After the murder of the Maltese journalist Daphne Caruana Galizia, and the Slovakian investigative journalist Jan Kuciak and his fiancé, there was no talk of sanctions, even though strong evidence pointed to the involvement of powerful circles within the government and big business. Both countries are members of the EU and NATO.
Just this week, the Slovakian businessman Marian Kocner was acquitted by a court of Kuciak’s murder, even though several witnesses identified him as having ordered the journalist’s assassination. The Saudi regime was never confronted with the threat of sanctions after it ordered the murder and dismemberment of oppositional journalist Jamal Khashoggi in its embassy in Istanbul.
No evidence has yet been presented to prove “beyond doubt” that Navalny was poisoned by a nerve agent from the Novichok family. The laboratory in Munich that presented the evidence is neither neutral nor independent. It is under the command of the German army, which is playing a leading role in NATO’s military build-up against Russia and has a direct interest in discrediting the Russian government. Twenty years ago, the German foreign intelligence agency (BND) played a major role in “proving” the existence of Iraqi weapons of mass destruction, which served as a pretext for the US-led war on Iraq but was later proven to be without foundation.
But even if one accepts that Navalny was poisoned, this in no way proves the involvement of the Putin regime. Novichok was produced in Soviet laboratories during the 1970s and 1980s, but after the dissolution of the Soviet Union it was, like everything else, obtainable with money. For example, it is known that the BND purchased a sample of Novichok from a Russian military scientist in the 1990s and passed it on to its Western counterparts, suggesting that they are in a position to produce Novichok. The nerve agent has also been discovered in private hands and has been used to settle scores among Bulgarian gangsters.
In addition, it is inexplicable why the former intelligence agent Putin would be so foolish as to first poison Navalny, then allow him to leave for a German clinic two days later, where he must have assumed that the poison would be discovered.
As the World Socialist Web Site explained in an article this week, Navalny has ties to right-wing extremists, oligarchs competing with the Kremlin, and Western intelligence agencies. He has many enemies who had an interest in disposing of him. It is also possible that he tread on the toes of one of his mentors, who may have seen the attack as an opportunity to discredit Putin.
In 2014, the German ruling class drew the conclusion that it was necessary to assume more “international responsibility” and launch a major military build-up. “Germany is too large to comment on world politics from the sidelines,” said then-Foreign Minister and current German President Frank-Walter Steinmeier at the Munich Security Conference.

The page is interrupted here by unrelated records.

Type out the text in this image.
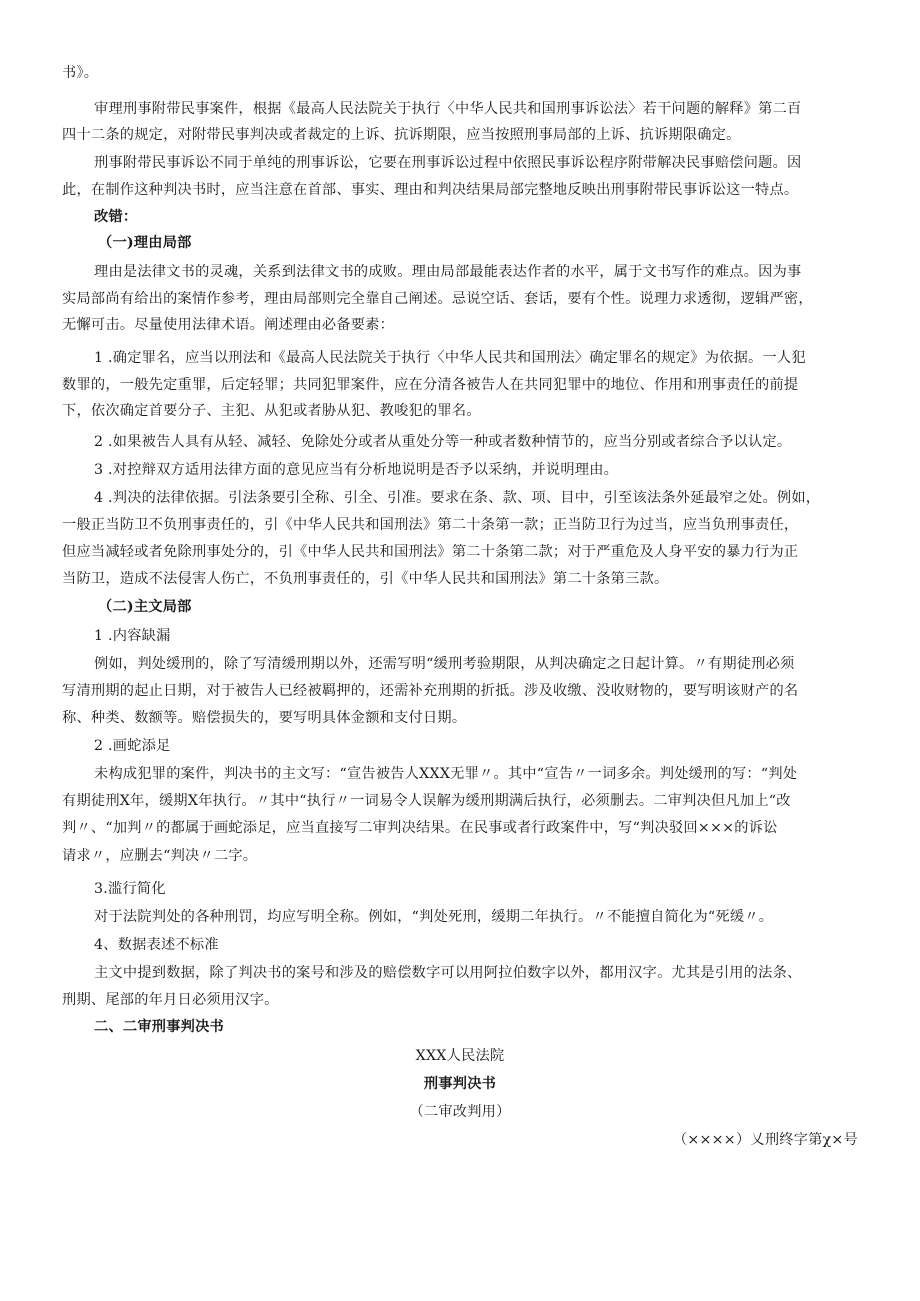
书》。
审理刑事附带民事案件，根据《最高人民法院关于执行〈中华人民共和国刑事诉讼法〉若干问题的解释》第二百
四十二条的规定，对附带民事判决或者裁定的上诉、抗诉期限，应当按照刑事局部的上诉、抗诉期限确定。
刑事附带民事诉讼不同于单纯的刑事诉讼，它要在刑事诉讼过程中依照民事诉讼程序附带解决民事赔偿问题。因
此，在制作这种判决书时，应当注意在首部、事实、理由和判决结果局部完整地反映出刑事附带民事诉讼这一特点。
改错：
（一)理由局部
理由是法律文书的灵魂，关系到法律文书的成败。理由局部最能表达作者的水平，属于文书写作的难点。因为事
实局部尚有给出的案情作参考，理由局部则完全靠自己阐述。忌说空话、套话，要有个性。说理力求透彻，逻辑严密，
无懈可击。尽量使用法律术语。阐述理由必备要素：
1 .确定罪名，应当以刑法和《最高人民法院关于执行〈中华人民共和国刑法〉确定罪名的规定》为依据。一人犯
数罪的，一般先定重罪，后定轻罪；共同犯罪案件，应在分清各被告人在共同犯罪中的地位、作用和刑事责任的前提
下，依次确定首要分子、主犯、从犯或者胁从犯、教唆犯的罪名。
2 .如果被告人具有从轻、减轻、免除处分或者从重处分等一种或者数种情节的，应当分别或者综合予以认定。
3 .对控辩双方适用法律方面的意见应当有分析地说明是否予以采纳，并说明理由。
4 .判决的法律依据。引法条要引全称、引全、引准。要求在条、款、项、目中，引至该法条外延最窄之处。例如，
一般正当防卫不负刑事责任的，引《中华人民共和国刑法》第二十条第一款；正当防卫行为过当，应当负刑事责任，
但应当减轻或者免除刑事处分的，引《中华人民共和国刑法》第二十条第二款；对于严重危及人身平安的暴力行为正
当防卫，造成不法侵害人伤亡，不负刑事责任的，引《中华人民共和国刑法》第二十条第三款。
（二)主文局部
1 .内容缺漏
例如，判处缓刑的，除了写清缓刑期以外，还需写明“缓刑考验期限，从判决确定之日起计算。〃有期徒刑必须
写清刑期的起止日期，对于被告人已经被羁押的，还需补充刑期的折抵。涉及收缴、没收财物的，要写明该财产的名
称、种类、数额等。赔偿损失的，要写明具体金额和支付日期。
2 .画蛇添足
未构成犯罪的案件，判决书的主文写：“宣告被告人XXX无罪〃。其中“宣告〃一词多余。判处缓刑的写：“判处
有期徒刑X年，缓期X年执行。〃其中“执行〃一词易令人误解为缓刑期满后执行，必须删去。二审判决但凡加上“改
判〃、“加判〃的都属于画蛇添足，应当直接写二审判决结果。在民事或者行政案件中，写“判决驳回×××的诉讼
请求〃，应删去“判决〃二字。
3.滥行简化
对于法院判处的各种刑罚，均应写明全称。例如，“判处死刑，缓期二年执行。〃不能擅自简化为“死缓〃。
4、数据表述不标准
主文中提到数据，除了判决书的案号和涉及的赔偿数字可以用阿拉伯数字以外，都用汉字。尤其是引用的法条、
刑期、尾部的年月日必须用汉字。
二、二审刑事判决书
XXX人民法院
刑事判决书
（二审改判用）
（××××）乂刑终字第χ×号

Since then, the country has launched a massive rearmament programme, participated in several military interventions in the Middle East and Africa, and joined the NATO military build-up on Russia’s borders. The revival of militarism was accompanied by the trivialisation of the Nazis’s crimes and the strengthening of far-right forces, like the Alternative for Germany. With the coronavirus pandemic, these developments have intensified.
Already prior to the Navalny affair, the German Society for Foreign Affairs (DGAP) published an aggressive comment from its president, Tom Enders, calling for Germany to pursue a “courageous and combative” foreign policy. Enders was head of Airbus before switching to DGAP. Airbus, along with Boeing, is not only the world’s largest producer of civilian aircraft, but also Europe’s largest arms manufacturer.
The fact that German imperialism is now turning against Russia follows an historical pattern. In its struggle for “living space in the east,” the Nazi regime invaded the Soviet Union and sought to exterminate large sections of the Soviet population. In its deepening conflict with Russia, the German bourgeoisie is drawing on these criminal traditions once again.